I'm having trouble translating ثمة from this sentence, and therefore can't understand the sentence as a whole.

اعترف الطواقم الدبلوماسية في الولايات المتحدة على أن ثمة خطأ 
I do not understand what على أن is doing in the sentence either.

My attempt :

Diplomatic groups in the US admitted however....


----------



## barkoosh

على أن should be بأن since اعترف requires بـ as a preposition, but preposition mix-up is very common in Arabic.

ثمّة is the same as هناك, "there".

So it's "admitted that there's a mistake".


----------



## tashmillions

Thank you very much


----------



## ayed

_"...admitted such a mistake..."_


----------



## إسكندراني

ayed said:


> _"...admitted such a mistake..."_


This would be
هكذا خطأ


----------



## aurelien.demarest

،السلام عليكم ورحمة الله وبركاته

I saw that we could say َثَمَة or َثَم are they totally interchangeable or are there particular rules?
Example:
لو ذهبت إلى روما سأمكث ثَمَّةَ أسبوعا
لو ذهبت إلى روما سأمكث ثَمَّ أسبوعا

شكرا سلفا
أوريليان


----------



## rayloom

They are interchangeable. There was some debate on their usage, الرازي considers that thammata refers to تأنيث البقعة. There was some debate on whether thammata refers للقريب while thamma refers للبعيد, but in the literature both seem to have the same meaning.


----------



## aurelien.demarest

Interesting  
Thank you for the clarification Rayloom.

Aurélien


----------



## aurelien.demarest

Sorry another question.. you're talking about literature but is it also used colloquially?


----------



## rayloom

aurelien.demarest said:


> Sorry another question.. you're talking about literature but is it also used colloquially?
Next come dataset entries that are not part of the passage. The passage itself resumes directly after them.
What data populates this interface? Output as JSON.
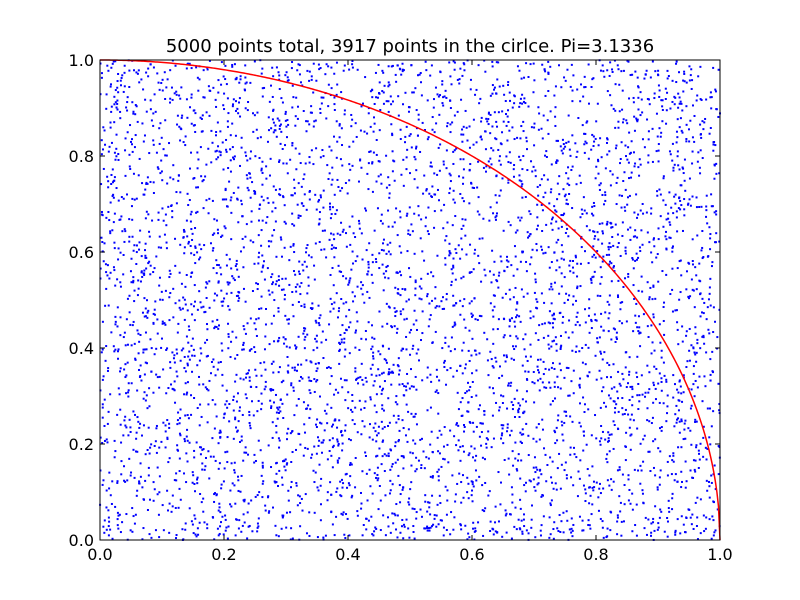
{
  "chart_data": {
    "type": "scatter",
    "title": "5000 points total, 3917 points in the cirlce. Pi=3.1336",
    "xlabel": "",
    "ylabel": "",
    "xlim": [
      0.0,
      1.0
    ],
    "ylim": [
      0.0,
      1.0
    ],
    "x_ticks": [
      "0.0",
      "0.2",
      "0.4",
      "0.6",
      "0.8",
      "1.0"
    ],
    "y_ticks": [
      "0.0",
      "0.2",
      "0.4",
      "0.6",
      "0.8",
      "1.0"
    ],
    "grid": false,
    "series": [
      {
        "kind": "points",
        "count": 5000,
        "distribution": "uniform random in [0,1] x [0,1]",
        "color": "#0000ff",
        "marker": "dot"
      },
      {
        "kind": "curve",
        "equation": "x^2 + y^2 = 1",
        "x_range": [
          0.0,
          1.0
        ],
        "color": "#ff0000"
      }
    ],
    "points_total": 5000,
    "points_in_circle": 3917,
    "pi_estimate": 3.1336
  }
}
Only in certain Maghrebi dialects, mostly Tunisian.


----------



## aurelien.demarest

مفهوم شكر لك


----------



## Hemza

Hello Aurélien,

Actually, both ثمة and ثم are widely used in the Maghreb. In Mauritania, Morocco, Algeria and Tunisia, it means "there" (like "là" or "là-bas" in French) or "there is" (il y a/il n'y a pas) according to the context. In Libya, it used to be used but it faded out and had been replaced by هناك and في if I'm not wrong.


----------



## aurelien.demarest

Merci Hemza! À bientôt


----------



## Hemza

Hello,
For "there isn't", which form is correct?

ليس ثم/ثمة (on the model of ليس هناك)
لا ثم/ثمة (on the model of لا يوجد)

I guess the first proposition is the correct one since ثم/ثمة isn't a verb like وجد but I'm not sure.

Thank you.


----------



## cherine

Yes, it's ليس ثمة.


----------



## Hemza

Thank you Cherine .


----------